SIMPO: A Scalable In-Memory Persistent Object Framework Using NVRAM for Reliable Big Data Computing
Published in ACM TACO, 2018
Recommended citation: https://www.researchgate.net/publication/323979318_SIMPO_A_scalable_In-Memory_persistent_object_framework_using_NVRAM_for_reliable_big_data_computing
Mingzhe Zhang, King Tin Lam, Xin Yao, Cho-Li Wang. SIMPO: A Scalable In-Memory Persistent Object Framework Using NVRAM for Reliable Big Data Computing
Abstract: While CPU architectures are incorporating many more cores to meet ever-bigger workloads, advance in fault-tolerance support is indispensable for sustaining system performance under reliability constraints. Emerging non-volatile memory technologies are yielding fast, dense, and energy-efficient NVRAM that can dethrone SSD drives for persisting data. Research on using NVRAM to enable fast in-memory data persistence is ongoing. In this work, we design and implement a persistent object framework, dubbed scalable in-memory persistent object (SIMPO), which exploits NVRAM, alongside DRAM, to support efficient object persistence in highly threaded big data applications.

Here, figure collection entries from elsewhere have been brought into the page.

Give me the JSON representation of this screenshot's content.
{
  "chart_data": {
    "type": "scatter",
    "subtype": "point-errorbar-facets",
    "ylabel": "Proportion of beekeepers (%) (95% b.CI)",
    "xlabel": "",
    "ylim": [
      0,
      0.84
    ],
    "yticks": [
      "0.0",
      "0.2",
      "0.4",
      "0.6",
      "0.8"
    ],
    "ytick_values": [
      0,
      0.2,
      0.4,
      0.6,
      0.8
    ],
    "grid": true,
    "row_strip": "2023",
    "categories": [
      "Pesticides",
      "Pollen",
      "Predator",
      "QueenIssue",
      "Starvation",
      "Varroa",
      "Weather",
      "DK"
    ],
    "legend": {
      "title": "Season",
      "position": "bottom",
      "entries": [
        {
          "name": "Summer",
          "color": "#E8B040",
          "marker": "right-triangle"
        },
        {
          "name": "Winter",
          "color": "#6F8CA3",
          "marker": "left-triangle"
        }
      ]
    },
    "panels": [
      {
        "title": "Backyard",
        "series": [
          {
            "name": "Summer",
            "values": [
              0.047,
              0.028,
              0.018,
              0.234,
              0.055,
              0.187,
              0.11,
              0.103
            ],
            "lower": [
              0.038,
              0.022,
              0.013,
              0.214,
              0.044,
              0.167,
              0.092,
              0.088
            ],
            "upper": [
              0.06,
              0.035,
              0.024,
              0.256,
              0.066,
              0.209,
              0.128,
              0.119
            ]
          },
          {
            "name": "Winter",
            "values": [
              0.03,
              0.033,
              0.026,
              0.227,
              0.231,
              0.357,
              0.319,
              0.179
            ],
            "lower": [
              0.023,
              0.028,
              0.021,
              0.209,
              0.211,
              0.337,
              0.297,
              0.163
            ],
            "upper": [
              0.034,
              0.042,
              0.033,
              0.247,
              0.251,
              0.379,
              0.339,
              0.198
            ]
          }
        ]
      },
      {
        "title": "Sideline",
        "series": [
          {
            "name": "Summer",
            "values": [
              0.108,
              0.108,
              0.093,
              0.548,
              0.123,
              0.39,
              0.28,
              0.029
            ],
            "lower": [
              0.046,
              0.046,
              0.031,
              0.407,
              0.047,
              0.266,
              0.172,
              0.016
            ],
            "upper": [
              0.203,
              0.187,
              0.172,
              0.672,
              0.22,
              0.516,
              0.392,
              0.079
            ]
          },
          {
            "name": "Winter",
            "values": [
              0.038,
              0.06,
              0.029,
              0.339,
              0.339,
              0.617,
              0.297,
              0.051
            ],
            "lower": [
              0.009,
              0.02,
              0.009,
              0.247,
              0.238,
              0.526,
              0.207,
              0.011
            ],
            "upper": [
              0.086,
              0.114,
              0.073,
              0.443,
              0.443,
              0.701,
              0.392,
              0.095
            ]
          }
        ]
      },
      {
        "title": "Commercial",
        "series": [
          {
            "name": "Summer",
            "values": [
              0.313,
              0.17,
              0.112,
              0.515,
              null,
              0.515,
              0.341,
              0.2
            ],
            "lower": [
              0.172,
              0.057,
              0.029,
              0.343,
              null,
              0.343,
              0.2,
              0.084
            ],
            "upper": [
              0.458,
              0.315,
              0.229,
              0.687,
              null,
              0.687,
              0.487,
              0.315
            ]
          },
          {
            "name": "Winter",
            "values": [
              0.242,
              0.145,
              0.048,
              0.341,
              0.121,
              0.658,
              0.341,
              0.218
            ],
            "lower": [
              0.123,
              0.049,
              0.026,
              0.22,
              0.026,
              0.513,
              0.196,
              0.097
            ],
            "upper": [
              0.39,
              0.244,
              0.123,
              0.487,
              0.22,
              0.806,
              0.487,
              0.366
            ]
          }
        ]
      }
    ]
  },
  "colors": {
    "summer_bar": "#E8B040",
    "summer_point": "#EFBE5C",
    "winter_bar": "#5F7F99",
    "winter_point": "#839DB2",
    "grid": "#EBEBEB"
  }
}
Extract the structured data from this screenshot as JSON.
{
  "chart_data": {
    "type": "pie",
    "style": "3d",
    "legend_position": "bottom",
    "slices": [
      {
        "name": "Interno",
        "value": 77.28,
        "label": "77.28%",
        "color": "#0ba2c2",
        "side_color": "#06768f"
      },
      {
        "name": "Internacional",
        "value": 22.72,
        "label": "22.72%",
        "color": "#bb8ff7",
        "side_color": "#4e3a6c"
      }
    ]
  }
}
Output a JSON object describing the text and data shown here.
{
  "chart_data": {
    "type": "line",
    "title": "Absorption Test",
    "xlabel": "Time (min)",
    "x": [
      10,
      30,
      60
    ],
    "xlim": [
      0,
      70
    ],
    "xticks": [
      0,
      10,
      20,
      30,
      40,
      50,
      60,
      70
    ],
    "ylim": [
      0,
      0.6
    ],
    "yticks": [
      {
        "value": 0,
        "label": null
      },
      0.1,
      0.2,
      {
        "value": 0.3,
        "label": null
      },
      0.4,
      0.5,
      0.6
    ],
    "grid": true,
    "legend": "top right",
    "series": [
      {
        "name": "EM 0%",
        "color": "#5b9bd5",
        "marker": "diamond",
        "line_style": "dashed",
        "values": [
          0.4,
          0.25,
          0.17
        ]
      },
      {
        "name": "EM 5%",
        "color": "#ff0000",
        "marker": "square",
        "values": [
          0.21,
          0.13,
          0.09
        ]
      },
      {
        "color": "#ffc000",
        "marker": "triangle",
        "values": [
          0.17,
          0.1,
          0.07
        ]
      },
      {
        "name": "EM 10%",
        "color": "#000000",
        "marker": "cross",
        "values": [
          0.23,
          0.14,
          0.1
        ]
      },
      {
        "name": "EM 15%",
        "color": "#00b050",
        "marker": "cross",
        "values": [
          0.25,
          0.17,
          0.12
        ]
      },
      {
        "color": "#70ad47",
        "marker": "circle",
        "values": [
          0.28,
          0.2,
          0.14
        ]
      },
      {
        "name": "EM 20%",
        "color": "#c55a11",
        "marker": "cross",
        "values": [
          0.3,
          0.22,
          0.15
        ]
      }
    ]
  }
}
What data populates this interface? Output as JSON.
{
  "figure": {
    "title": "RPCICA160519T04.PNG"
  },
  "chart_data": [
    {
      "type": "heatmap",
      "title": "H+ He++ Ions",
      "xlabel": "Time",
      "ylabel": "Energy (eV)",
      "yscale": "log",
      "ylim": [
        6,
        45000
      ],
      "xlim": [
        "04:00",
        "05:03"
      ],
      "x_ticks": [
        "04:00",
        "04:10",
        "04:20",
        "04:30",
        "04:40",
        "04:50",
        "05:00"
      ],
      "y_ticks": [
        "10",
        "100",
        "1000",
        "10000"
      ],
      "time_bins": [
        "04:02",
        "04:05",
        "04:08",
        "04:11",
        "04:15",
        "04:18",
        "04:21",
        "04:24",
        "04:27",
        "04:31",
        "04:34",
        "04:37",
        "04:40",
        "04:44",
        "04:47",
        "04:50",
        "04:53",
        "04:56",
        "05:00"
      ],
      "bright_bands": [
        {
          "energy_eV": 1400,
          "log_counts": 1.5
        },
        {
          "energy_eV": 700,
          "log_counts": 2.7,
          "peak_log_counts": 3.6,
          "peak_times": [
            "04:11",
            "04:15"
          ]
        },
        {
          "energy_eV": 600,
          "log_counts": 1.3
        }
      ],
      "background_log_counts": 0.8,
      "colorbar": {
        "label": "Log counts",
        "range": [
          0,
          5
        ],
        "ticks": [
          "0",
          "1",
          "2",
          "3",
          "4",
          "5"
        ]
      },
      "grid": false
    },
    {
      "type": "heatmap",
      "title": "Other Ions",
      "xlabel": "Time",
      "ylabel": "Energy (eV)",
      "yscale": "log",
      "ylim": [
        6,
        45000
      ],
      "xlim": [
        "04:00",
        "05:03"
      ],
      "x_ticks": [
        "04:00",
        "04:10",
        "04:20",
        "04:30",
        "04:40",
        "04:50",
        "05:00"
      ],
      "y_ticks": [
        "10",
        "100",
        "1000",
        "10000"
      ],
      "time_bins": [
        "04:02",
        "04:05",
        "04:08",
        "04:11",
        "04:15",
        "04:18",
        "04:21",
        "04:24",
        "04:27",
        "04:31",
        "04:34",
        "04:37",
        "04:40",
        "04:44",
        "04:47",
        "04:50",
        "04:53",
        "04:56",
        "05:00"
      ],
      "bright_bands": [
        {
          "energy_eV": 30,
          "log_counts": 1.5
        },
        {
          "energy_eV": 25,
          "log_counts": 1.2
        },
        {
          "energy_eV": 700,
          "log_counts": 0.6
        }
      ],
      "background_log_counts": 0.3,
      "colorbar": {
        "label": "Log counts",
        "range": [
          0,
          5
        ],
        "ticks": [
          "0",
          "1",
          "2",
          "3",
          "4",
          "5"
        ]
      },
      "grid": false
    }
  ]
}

Based on operation logging, we propose a new programming model that classifies functions into instant and deferrable groups. SIMPO features a streamlined execution model, which allows lazy evaluation of deferrable functions and is well suited to big data computing workloads that would see improved data locality and concurrency. Our log recording and checkpointing scheme is effectively optimized towards NVRAM, mitigating its long write latency through write-combining and consolidated flushing techniques. Efficient persistent object management with features including safe references and memory leak prevention is also implemented and tailored to NVRAM. We evaluate a wide range of SIMPO-enabled applications with machine learning, high-performance computing, and database workloads on an emulated hybrid memory architecture and a real hybrid memory machine with NVDIMM. Compared with native applications without persistence, experimental results show that SIMPO incurs less than 5% runtime overhead on both platforms and even gains up to 2.5× speedup and 84% increase in throughput in highly threaded situations on the two platforms, respectively, thanks to the streamlined execution model.